Goldman Sachs says the British pound is now the most overvalued G10 currency
The bank's analysts point to Sterling's post-Brexit recovery as having overshot economic fundamentals by a wide margin
The British pound has spent the better part of a decade trying to claw back what Brexit took from it. Goldman Sachs thinks it may have clawed back too much.
In a client note from strategist Stuart Jenkins, the bank declared Sterling the most overvalued currency among the G10, a group that includes the US dollar, euro, Japanese yen, and seven other major currencies from developed economies. The core argument: the pound’s recovery from its post-Brexit collapse has now exceeded what the UK’s underlying economic fundamentals can justify.

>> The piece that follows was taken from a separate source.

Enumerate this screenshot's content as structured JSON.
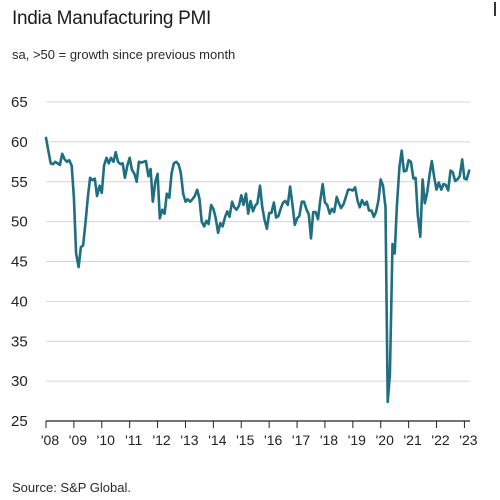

The Brexit math still doesn’t add up
According to Goldman’s analysis, Brexit permanently dented Sterling’s fair value by approximately 6%.
Goldman’s proprietary GSDEER model, which stands for Goldman Sachs Dynamic Equilibrium Exchange Rate, had already flagged Sterling as the most structurally overvalued G10 currency back in January 2026. The latest note reinforces that earlier call and suggests the gap has only widened since.
Why Sterling ran so hot
A key factor behind the pound’s outperformance has been persistent inflation in the UK. Higher inflation tends to keep central banks hawkish, which means higher interest rates, which means foreign capital flows in to capture those yields. Investors chased UK bonds because the returns were juicier than what they could get in other developed markets. That demand for UK assets created demand for pounds, pushing the currency higher regardless of whether the broader economic picture supported it.
Jenkins and his team at Goldman project that this valuation discrepancy will generate increasing downward pressure on Sterling going forward. They didn’t provide specific price targets or timelines in this latest analysis, but the directional call is clear: the bank expects the pound to weaken.
What this means for investors
For traditional FX traders, the Goldman note is essentially a flashing yellow light on long Sterling positions. A weakening pound would have cascading effects across UK equities, gilt markets, and any asset denominated in Sterling. International investors holding UK assets face the risk of currency losses eroding their returns even if the underlying investments perform well.
The structural damage from Brexit, estimated at that 6% fair value hit, hasn’t been repaired by economic improvement. It’s been papered over by inflation-driven rate differentials that are unlikely to persist indefinitely.